Todos temos medo do vazio. É aterrorizante a possibilidade de, ao chegar à reta final, percebermos que levamos uma vida em alicerces falsos, e nos sobrou muito pouco. A não ser, talvez, a certeza de que o tempo nos escorreu pelos dedos, sem que tivéssemos construído nada de mais sólido. E o que restou foram lembranças fugidias, desejos não realizados, e muitas palavras que deixaram de ser ditas, ou escritas.
Em A Grande Beleza, longa-metragem do italiano Paolo Sorrentino que venceu, no domingo passado, o Oscar de melhor filme estrangeiro, o ator Toni Servillo (estupendo) vive Jep Gambardella, uma pessoa assim. Jornalista badalado e promessa não cumprida de grande escritor, o personagem chega ao outono de sua existência imerso em frustrações. Persegue há anos a inspiração para um segundo livro, que nunca veio, depois de uma estreia incensada pela crítica, talvez precocemente.
Como ele mesmo admite, Jep é um mundano, dependente de sua vida ruidosa, povoada por alguns poucos amigos de verdade e muitos conhecidos, que entram e saem de cena, alimentando sua ilusão de prestígio, ostentação e lhe dão a sensação de ter algum poder, o que de fato tem, mas não faz dele um homem feliz, ou em paz consigo mesmo.
Jep vive em um belo apartamento no centro de Roma, a Cidade Eterna, com uma vista espetacular do Coliseu. No seu terraço, realiza festas dionisíacas, povoadas por belas mulheres, celebridades encomendadas, intelectuais verborrágicos, gente que faz número, mas, individualmente, de pouco ou nada valem para aliviar sua angústia. Até porque ele não é alheio à sua condição.
Há algum tempo, ainda que nada tenha feito para interromper sua rotina feérica, ele tem consciência de que caminha sobre o fio de uma navalha afiada, que pode lhe cortar a garganta a qualquer instante. E, embaixo dessa corda bamba, Jep enxerga apenas a vastidão do tempo perdido. Mas segue.
Só quando, no limiar do sono, olha o teto de seu quarto, consegue ver o mar muito azul, singrado por uma lancha solitária e esquecido nos escombros de sua juventude. É o cenário de um amor perdido, e irrecuperável a tal grande beleza que deixou escapar sem saber ao certo por quê.

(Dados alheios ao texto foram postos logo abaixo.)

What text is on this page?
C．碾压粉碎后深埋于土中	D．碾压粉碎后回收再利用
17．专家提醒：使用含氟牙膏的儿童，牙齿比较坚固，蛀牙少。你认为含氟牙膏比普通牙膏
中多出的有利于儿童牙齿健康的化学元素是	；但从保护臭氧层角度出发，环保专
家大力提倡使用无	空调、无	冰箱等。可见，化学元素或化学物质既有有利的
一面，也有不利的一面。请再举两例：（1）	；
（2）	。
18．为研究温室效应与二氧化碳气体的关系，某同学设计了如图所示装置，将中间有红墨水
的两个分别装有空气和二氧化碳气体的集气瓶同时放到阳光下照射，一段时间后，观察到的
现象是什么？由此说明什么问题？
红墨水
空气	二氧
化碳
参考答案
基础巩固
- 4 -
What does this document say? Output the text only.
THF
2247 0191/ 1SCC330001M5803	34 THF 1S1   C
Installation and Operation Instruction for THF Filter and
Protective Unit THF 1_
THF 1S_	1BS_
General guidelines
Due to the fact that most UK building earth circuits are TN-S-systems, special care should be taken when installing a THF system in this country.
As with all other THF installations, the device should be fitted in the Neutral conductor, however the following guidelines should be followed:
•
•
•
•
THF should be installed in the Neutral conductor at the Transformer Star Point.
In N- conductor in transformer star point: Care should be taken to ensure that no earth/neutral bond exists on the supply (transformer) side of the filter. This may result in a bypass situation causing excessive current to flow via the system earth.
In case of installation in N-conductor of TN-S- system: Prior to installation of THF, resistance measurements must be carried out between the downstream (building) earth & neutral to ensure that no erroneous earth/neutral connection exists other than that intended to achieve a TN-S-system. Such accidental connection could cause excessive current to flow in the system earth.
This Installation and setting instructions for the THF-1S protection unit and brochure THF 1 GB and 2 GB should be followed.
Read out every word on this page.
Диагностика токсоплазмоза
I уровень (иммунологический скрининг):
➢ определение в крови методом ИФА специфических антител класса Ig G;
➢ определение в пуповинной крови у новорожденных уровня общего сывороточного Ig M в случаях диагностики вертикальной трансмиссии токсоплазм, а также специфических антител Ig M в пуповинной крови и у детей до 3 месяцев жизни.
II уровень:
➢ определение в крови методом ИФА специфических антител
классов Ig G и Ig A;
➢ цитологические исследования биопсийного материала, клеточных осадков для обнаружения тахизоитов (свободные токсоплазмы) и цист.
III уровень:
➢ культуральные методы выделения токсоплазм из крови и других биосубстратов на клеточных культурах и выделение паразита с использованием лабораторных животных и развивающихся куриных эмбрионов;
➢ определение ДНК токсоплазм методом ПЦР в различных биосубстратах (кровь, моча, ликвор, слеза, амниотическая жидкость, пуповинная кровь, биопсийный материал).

Essa consciência lhe faz adotar uma atitude que não é exatamente de resignação, mas de confronto. Perde as papas na língua e, como uma metralhadora giratória, dispara em toda e qualquer direção. Desconstrói o discurso de uma amiga supostamente engajada, que vive a ilusão de ser politicamente combativa. Demole, em uma entrevista surreal, a pretensão performática de uma artista de vanguarda, cuja "obra", reverenciada pelos sedentos por modernidade, é tão frágil quanto a autoridade de Jep de discernir, àquela altura, o que é arte e o que é mistificação.
Embora dialogue com o cinema de Federico Fellini, e pareça, na superfície, ser uma releitura A Doce Vida, A Grande Beleza não é uma homenagem reverente e passiva.
Há diferenças fundamentais entre Jep Gambardella e o personagem de Marcello Mastroianni, o também mundano e célere Marcello Rubini. Ambos são jornalistas com aspirações literárias, mas, enquanto o protagonista de La Dolce Vita ainda se alimenta de alguma esperança para se colocar em movimento, em uma Itália que ressurge cheia de tentações sedutoras depois do trauma da Segunda Guerra Mundial, Jep, ainda que também cercado pela estonteante beleza de Roma, parece bem mais combalido, esvaziado. Talvez como Sorrentino enxerga hoje a capital italiana.
É verdade que Jep sofre com a morte do filho de uma amiga próxima, comove-se com a felicidade prosaica de um casal que acorda quando ele está indo dormir, mas, a cada amanhecer, parece morrer um pouco, porque seu tempo, bem sabe, é contado. E resta muito pouco a fazer a respeito.